「徳川家光は、参勤交代の制度化、キリシタン弾圧の強化、「鎖国」体制確立などにより、幕府の体制を盤石なものとした立役者。二代将軍徳川秀忠の次男であった家光は生まれつき小心で無口。母・お江(於江与)は利発な三男の国松(忠長)を溺愛し世継にと考えていたが、家光に忠実だった乳母・春日局が家康に家光世嗣を直訴。それにが家光応じて家光の将軍継嗣が決定した。」(※)
日光山内でいちばん大きいとされている二天門(国重要文化財)。表側に、四天王のうちの持国天と、あまのじゃくを踏みつけた広目天の二天をまつっていることから、この名がある。裏側には、赤い雷神と、青い風神が見られる。雷神の手の指が3本なのは、過去・現在・未来を表し、風神が4本なのは東西南北を表現している。

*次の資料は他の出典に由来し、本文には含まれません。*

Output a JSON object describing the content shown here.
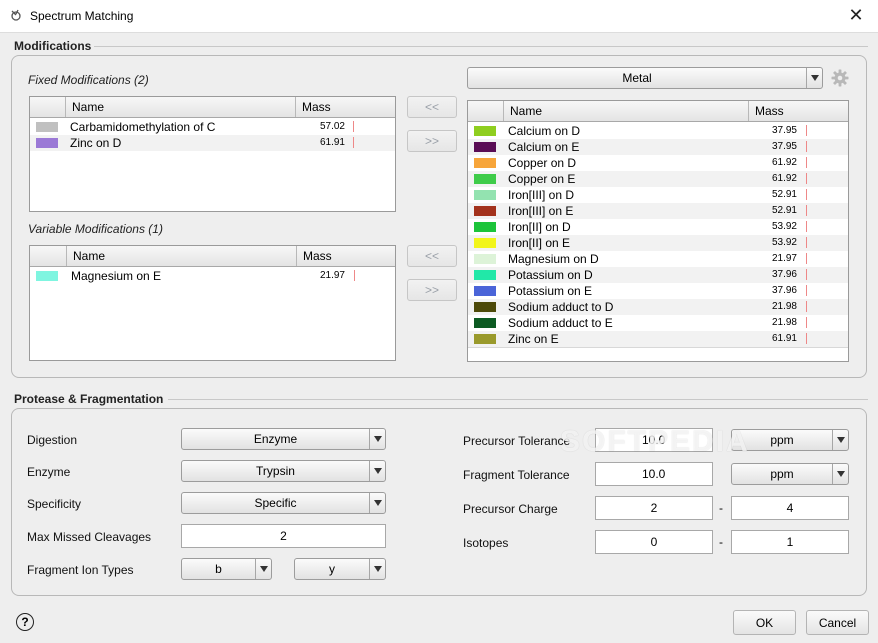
{
  "window": {
    "title": "Spectrum Matching",
    "close_glyph": "✕"
  },
  "modifications": {
    "section_title": "Modifications",
    "fixed_title": "Fixed Modifications (2)",
    "variable_title": "Variable Modifications (1)",
    "col_name": "Name",
    "col_mass": "Mass",
    "fixed": [
      {
        "name": "Carbamidomethylation of C",
        "mass": "57.02",
        "color": "#c0c0c0"
      },
      {
        "name": "Zinc on D",
        "mass": "61.91",
        "color": "#9b79d6"
      }
    ],
    "variable": [
      {
        "name": "Magnesium on E",
        "mass": "21.97",
        "color": "#7ff5e0"
      }
    ],
    "move_left": "<<",
    "move_right": ">>",
    "category_select": "Metal",
    "available": [
      {
        "name": "Calcium on D",
        "mass": "37.95",
        "color": "#8fce1f"
      },
      {
        "name": "Calcium on E",
        "mass": "37.95",
        "color": "#5a0d55"
      },
      {
        "name": "Copper on D",
        "mass": "61.92",
        "color": "#f7a53a"
      },
      {
        "name": "Copper on E",
        "mass": "61.92",
        "color": "#3fcc4a"
      },
      {
        "name": "Iron[III] on D",
        "mass": "52.91",
        "color": "#93e3b0"
      },
      {
        "name": "Iron[III] on E",
        "mass": "52.91",
        "color": "#a3321c"
      },
      {
        "name": "Iron[II] on D",
        "mass": "53.92",
        "color": "#1cc43a"
      },
      {
        "name": "Iron[II] on E",
        "mass": "53.92",
        "color": "#f2f51a"
      },
      {
        "name": "Magnesium on D",
        "mass": "21.97",
        "color": "#ddf3d8"
      },
      {
        "name": "Potassium on D",
        "mass": "37.96",
        "color": "#21e8a8"
      },
      {
        "name": "Potassium on E",
        "mass": "37.96",
        "color": "#4a64d8"
      },
      {
        "name": "Sodium adduct to D",
        "mass": "21.98",
        "color": "#4d4a09"
      },
      {
        "name": "Sodium adduct to E",
        "mass": "21.98",
        "color": "#0c5a22"
      },
      {
        "name": "Zinc on E",
        "mass": "61.91",
        "color": "#9a9a2c"
      }
    ]
  },
  "protease": {
    "section_title": "Protease & Fragmentation",
    "digestion_label": "Digestion",
    "digestion_value": "Enzyme",
    "enzyme_label": "Enzyme",
    "enzyme_value": "Trypsin",
    "specificity_label": "Specificity",
    "specificity_value": "Specific",
    "missed_label": "Max Missed Cleavages",
    "missed_value": "2",
    "ion_label": "Fragment Ion Types",
    "ion_1": "b",
    "ion_2": "y",
    "prec_tol_label": "Precursor Tolerance",
    "prec_tol_value": "10.0",
    "prec_tol_unit": "ppm",
    "frag_tol_label": "Fragment Tolerance",
    "frag_tol_value": "10.0",
    "frag_tol_unit": "ppm",
    "charge_label": "Precursor Charge",
    "charge_min": "2",
    "charge_max": "4",
    "isotopes_label": "Isotopes",
    "iso_min": "0",
    "iso_max": "1",
    "range_sep": "-"
  },
  "footer": {
    "help": "?",
    "ok": "OK",
    "cancel": "Cancel"
  },
  "watermark": "SOFTPEDIA"
}
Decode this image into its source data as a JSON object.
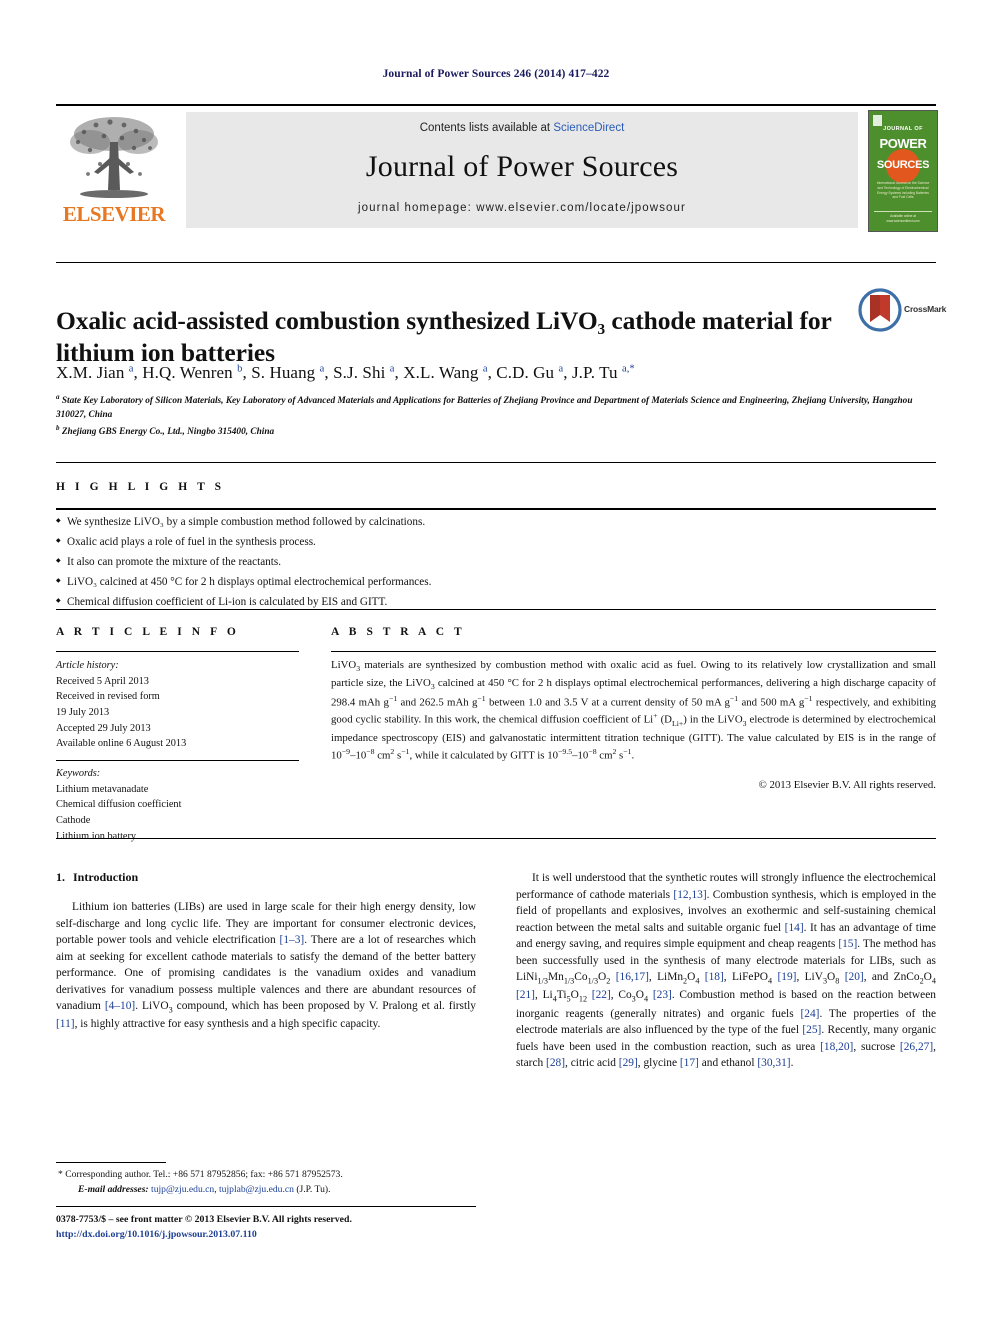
{
  "running_head": "Journal of Power Sources 246 (2014) 417–422",
  "masthead": {
    "publisher_name": "ELSEVIER",
    "contents_prefix": "Contents lists available at ",
    "sciencedirect": "ScienceDirect",
    "journal_title": "Journal of Power Sources",
    "homepage": "journal homepage: www.elsevier.com/locate/jpowsour",
    "cover": {
      "line1": "JOURNAL OF",
      "line2": "POWER",
      "line3": "SOURCES",
      "subtitle": "International Journal on the Science and Technology of Electrochemical Energy Systems including Batteries and Fuel Cells",
      "footer": "Available online at www.sciencedirect.com"
    }
  },
  "article": {
    "title": "Oxalic acid-assisted combustion synthesized LiVO₃ cathode material for lithium ion batteries",
    "crossmark_label": "CrossMark",
    "authors_html": "X.M. Jian <sup>a</sup>, H.Q. Wenren <sup>b</sup>, S. Huang <sup>a</sup>, S.J. Shi <sup>a</sup>, X.L. Wang <sup>a</sup>, C.D. Gu <sup>a</sup>, J.P. Tu <sup>a,*</sup>",
    "affiliation_a": "State Key Laboratory of Silicon Materials, Key Laboratory of Advanced Materials and Applications for Batteries of Zhejiang Province and Department of Materials Science and Engineering, Zhejiang University, Hangzhou 310027, China",
    "affiliation_b": "Zhejiang GBS Energy Co., Ltd., Ningbo 315400, China"
  },
  "highlights": {
    "heading": "H I G H L I G H T S",
    "items": [
      "We synthesize LiVO₃ by a simple combustion method followed by calcinations.",
      "Oxalic acid plays a role of fuel in the synthesis process.",
      "It also can promote the mixture of the reactants.",
      "LiVO₃ calcined at 450 °C for 2 h displays optimal electrochemical performances.",
      "Chemical diffusion coefficient of Li-ion is calculated by EIS and GITT."
    ]
  },
  "article_info": {
    "heading": "A R T I C L E   I N F O",
    "history_label": "Article history:",
    "history": [
      "Received 5 April 2013",
      "Received in revised form",
      "19 July 2013",
      "Accepted 29 July 2013",
      "Available online 6 August 2013"
    ],
    "keywords_label": "Keywords:",
    "keywords": [
      "Lithium metavanadate",
      "Chemical diffusion coefficient",
      "Cathode",
      "Lithium ion battery"
    ]
  },
  "abstract": {
    "heading": "A B S T R A C T",
    "text_html": "LiVO<sub>3</sub> materials are synthesized by combustion method with oxalic acid as fuel. Owing to its relatively low crystallization and small particle size, the LiVO<sub>3</sub> calcined at 450 °C for 2 h displays optimal electrochemical performances, delivering a high discharge capacity of 298.4 mAh g<sup>−1</sup> and 262.5 mAh g<sup>−1</sup> between 1.0 and 3.5 V at a current density of 50 mA g<sup>−1</sup> and 500 mA g<sup>−1</sup> respectively, and exhibiting good cyclic stability. In this work, the chemical diffusion coefficient of Li<sup>+</sup> (D<sub>Li+</sub>) in the LiVO<sub>3</sub> electrode is determined by electrochemical impedance spectroscopy (EIS) and galvanostatic intermittent titration technique (GITT). The value calculated by EIS is in the range of 10<sup>−9</sup>–10<sup>−8</sup> cm<sup>2</sup> s<sup>−1</sup>, while it calculated by GITT is 10<sup>−9.5</sup>–10<sup>−8</sup> cm<sup>2</sup> s<sup>−1</sup>.",
    "copyright": "© 2013 Elsevier B.V. All rights reserved."
  },
  "introduction": {
    "number": "1.",
    "heading": "Introduction",
    "left_paragraph_html": "Lithium ion batteries (LIBs) are used in large scale for their high energy density, low self-discharge and long cyclic life. They are important for consumer electronic devices, portable power tools and vehicle electrification <span class=\"cite\">[1–3]</span>. There are a lot of researches which aim at seeking for excellent cathode materials to satisfy the demand of the better battery performance. One of promising candidates is the vanadium oxides and vanadium derivatives for vanadium possess multiple valences and there are abundant resources of vanadium <span class=\"cite\">[4–10]</span>. LiVO<sub>3</sub> compound, which has been proposed by V. Pralong et al. firstly <span class=\"cite\">[11]</span>, is highly attractive for easy synthesis and a high specific capacity.",
    "right_paragraph_html": "It is well understood that the synthetic routes will strongly influence the electrochemical performance of cathode materials <span class=\"cite\">[12,13]</span>. Combustion synthesis, which is employed in the field of propellants and explosives, involves an exothermic and self-sustaining chemical reaction between the metal salts and suitable organic fuel <span class=\"cite\">[14]</span>. It has an advantage of time and energy saving, and requires simple equipment and cheap reagents <span class=\"cite\">[15]</span>. The method has been successfully used in the synthesis of many electrode materials for LIBs, such as LiNi<sub>1/3</sub>Mn<sub>1/3</sub>Co<sub>1/3</sub>O<sub>2</sub> <span class=\"cite\">[16,17]</span>, LiMn<sub>2</sub>O<sub>4</sub> <span class=\"cite\">[18]</span>, LiFePO<sub>4</sub> <span class=\"cite\">[19]</span>, LiV<sub>3</sub>O<sub>8</sub> <span class=\"cite\">[20]</span>, and ZnCo<sub>2</sub>O<sub>4</sub> <span class=\"cite\">[21]</span>, Li<sub>4</sub>Ti<sub>5</sub>O<sub>12</sub> <span class=\"cite\">[22]</span>, Co<sub>3</sub>O<sub>4</sub> <span class=\"cite\">[23]</span>. Combustion method is based on the reaction between inorganic reagents (generally nitrates) and organic fuels <span class=\"cite\">[24]</span>. The properties of the electrode materials are also influenced by the type of the fuel <span class=\"cite\">[25]</span>. Recently, many organic fuels have been used in the combustion reaction, such as urea <span class=\"cite\">[18,20]</span>, sucrose <span class=\"cite\">[26,27]</span>, starch <span class=\"cite\">[28]</span>, citric acid <span class=\"cite\">[29]</span>, glycine <span class=\"cite\">[17]</span> and ethanol <span class=\"cite\">[30,31]</span>."
  },
  "footnote": {
    "marker": "*",
    "corresponding_html": "Corresponding author. Tel.: +86 571 87952856; fax: +86 571 87952573.",
    "email_label": "E-mail addresses:",
    "email1": "tujp@zju.edu.cn",
    "email2": "tujplab@zju.edu.cn",
    "email_suffix": "(J.P. Tu)."
  },
  "footer": {
    "issn_line": "0378-7753/$ – see front matter © 2013 Elsevier B.V. All rights reserved.",
    "doi": "http://dx.doi.org/10.1016/j.jpowsour.2013.07.110"
  },
  "colors": {
    "elsevier_orange": "#E87722",
    "link_blue": "#1c3f94",
    "running_head_navy": "#1a1a5e",
    "cover_green": "#4e8f2d",
    "cover_orange": "#e2571e"
  }
}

左右に鐘楼と鼓楼があり、周辺に33対66数基の灯籠がある。灯籠は唐銅製で、10万石以上の諸大名から奉納されたもの。その先が夜叉門で、4体の夜叉をまつる。夜叉の体の色は、それぞれ東西南北を表している。夜叉門は、牡丹唐草の彫刻で飾られていることから、牡丹門ともいわれている。
非公開の奥院(家光の墓所)を隔てるのが皇嘉門。皇嘉門は中国・明朝の建築様式で、竜宮造りといわれている。そのため、「竜宮門」とも呼ばれている。大猷院内にあるほかの門とは、まったく異なる印象です。
唐門は中国風の門という意味。規模は高さ3m、間口1.8mで、大猷院内でいちばん小さいが、その分、細かく精巧な細工が施されていて、優美で繊細な印象を受ける。2本の柱は、ケヤキの一木で造られ、外側から見ることはできない。装飾に、メッキに黒を差した金具や、透かし彫りの金具などが使われているのが唐門の特徴である。
大猷院の建物は、拝殿・相の間・本殿が連なった、独特の建築物である。唐門を背にして内に入ると、まず広々とした拝殿に上がることができる。拝殿の奥を見ると、左右は壁になっていて、中央は幅の狭い部屋へと続いている。本殿は大猷院の本尊が安置される重要な場所だけに、手をかけた造りになっている。